M. Obama a précisé : « Il ne s’agit pas seulement d’organiser des élections. Il s’agit aussi de ce qui se passe entre les élections. La répression peut prendre de nombreuses formes, et trop de pays, même ceux qui organisent des élections, sont en proie à des problèmes qui condamnent leur population à la pauvreté. Personne ne veut vivre dans une société où l’État de droit cède la place à la brutalité et à la corruption. Ce n’est pas de la démocratie, c’est de la tyrannie, même si, de temps en temps, des élections sont organisées. Il est temps de mettre fin à ce style de gouvernance ».
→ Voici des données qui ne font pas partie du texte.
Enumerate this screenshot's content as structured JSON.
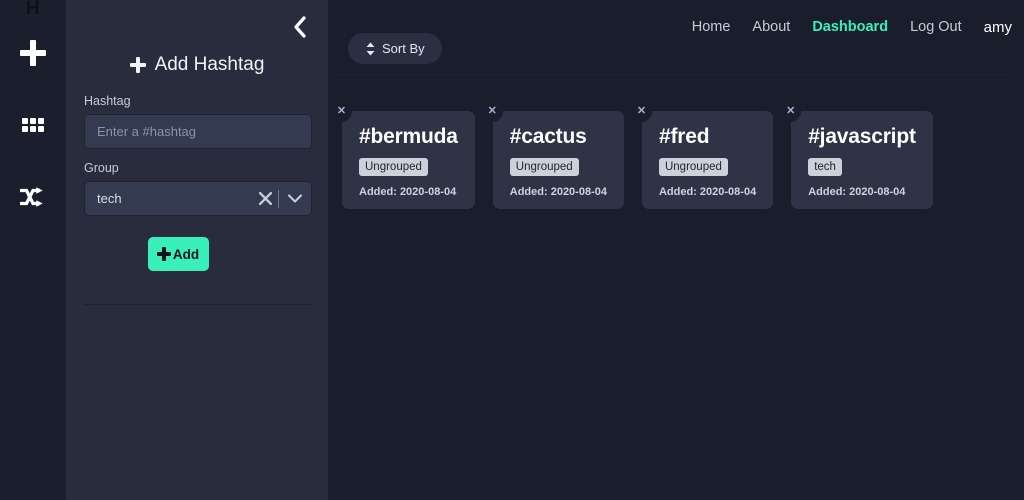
{
  "icon_rail": {
    "logo": "H",
    "buttons": [
      {
        "name": "add-icon",
        "label": "Add"
      },
      {
        "name": "grid-icon",
        "label": "Browse"
      },
      {
        "name": "shuffle-icon",
        "label": "Shuffle"
      }
    ]
  },
  "side_panel": {
    "collapse_label": "‹",
    "title": "Add Hashtag",
    "hashtag_field": {
      "label": "Hashtag",
      "value": "",
      "placeholder": "Enter a #hashtag"
    },
    "group_field": {
      "label": "Group",
      "value": "tech",
      "clear_label": "✕",
      "arrow_label": "⌄"
    },
    "add_button": "Add"
  },
  "topnav": {
    "links": [
      {
        "label": "Home",
        "active": false
      },
      {
        "label": "About",
        "active": false
      },
      {
        "label": "Dashboard",
        "active": true
      },
      {
        "label": "Log Out",
        "active": false
      }
    ],
    "user": "amy"
  },
  "toolbar": {
    "sort_label": "Sort By",
    "sort_icon": "↕"
  },
  "cards": [
    {
      "name": "bermuda",
      "title": "#bermuda",
      "group": "Ungrouped",
      "added": "Added: 2020-08-04",
      "close_label": "✕"
    },
    {
      "name": "cactus",
      "title": "#cactus",
      "group": "Ungrouped",
      "added": "Added: 2020-08-04",
      "close_label": "✕"
    },
    {
      "name": "fred",
      "title": "#fred",
      "group": "Ungrouped",
      "added": "Added: 2020-08-04",
      "close_label": "✕"
    },
    {
      "name": "javascript",
      "title": "#javascript",
      "group": "tech",
      "added": "Added: 2020-08-04",
      "close_label": "✕"
    }
  ],
  "colors": {
    "accent": "#3af0ba",
    "main_bg": "#1a1d2b",
    "panel_bg": "#282c3c",
    "card_bg": "#2e3346",
    "field_bg": "#343a50",
    "badge_bg": "#ccd1dc"
  }
}
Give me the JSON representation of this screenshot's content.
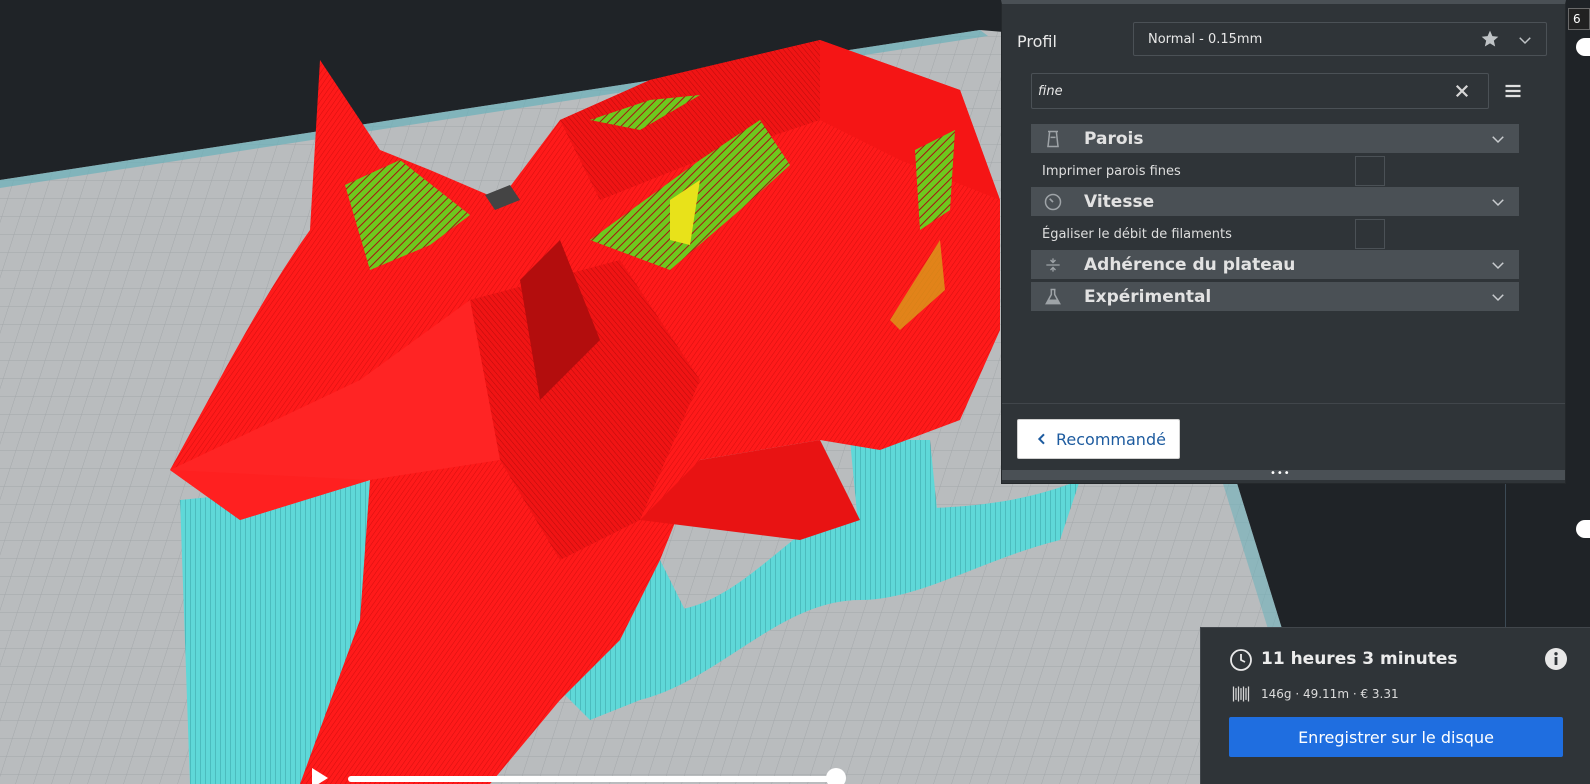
{
  "settings": {
    "profile_label": "Profil",
    "profile_value": "Normal - 0.15mm",
    "search_value": "fine",
    "categories": [
      {
        "label": "Parois",
        "icon": "walls-icon"
      },
      {
        "label": "Vitesse",
        "icon": "speed-gauge-icon"
      },
      {
        "label": "Adhérence du plateau",
        "icon": "bed-adhesion-icon"
      },
      {
        "label": "Expérimental",
        "icon": "flask-icon"
      }
    ],
    "settings_rows": [
      {
        "label": "Imprimer parois fines",
        "checked": false
      },
      {
        "label": "Égaliser le débit de filaments",
        "checked": false
      }
    ],
    "recommended_label": "Recommandé"
  },
  "output": {
    "print_time": "11 heures 3 minutes",
    "material": "146g · 49.11m · € 3.31",
    "save_label": "Enregistrer sur le disque"
  },
  "layer_slider": {
    "current_layer": "6"
  },
  "colors": {
    "panel_bg": "#2f3438",
    "category_bg": "#4a5055",
    "accent_blue": "#1f6ee0",
    "model_shell": "#ff1a1a",
    "support": "#5fd8d8",
    "infill": "#e8e21a"
  }
}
Après deux mandats, M. Obama a quitté le poste de président des États-Unis ; pourtant, certains des dirigeants africains auxquels il a adressé son message sont toujours au pouvoir, bien qu’ils l’aient été pendant plus de deux ou trois décennies avant lui.
En 2008, lorsque M. Obama a remporté la présidence des États-Unis et a prêté serment le 20 janvier 2009, le président de la Guinée équatoriale, M. Teodoro Obiang Nguema Mbasogo, était au pouvoir depuis 30 ans déjà. Pourtant, sa présidence a duré sept ans de plus que celle de M. Obama. Il est au pouvoir depuis 44 ans. Cela fait que sa présidence est plus vieille que la mienne de deux ans », comme l’a indiqué M. Obama. Cela signifie qu’il y a toute une génération d’Equatoguinéens qui n’ont connu aucun autre président de leur pays à part Obiang Nquema Mbasogo, dont on dit qu’il prépare son fils dépensier, Teodoro Nguema Obiang Mangue Obiang (Teodorin), le deuxième vice-président, à lui succéder.
Mbasago est devenu président en 1979 après avoir renversé son oncle, Francisco Macías Nguema – un autre dictateur brutal – qui est devenu le premier dirigeant de son pays après l’indépendance, du 12 octobre 1968 jusqu’à ce que son neveu l’évince le 3 août 1979.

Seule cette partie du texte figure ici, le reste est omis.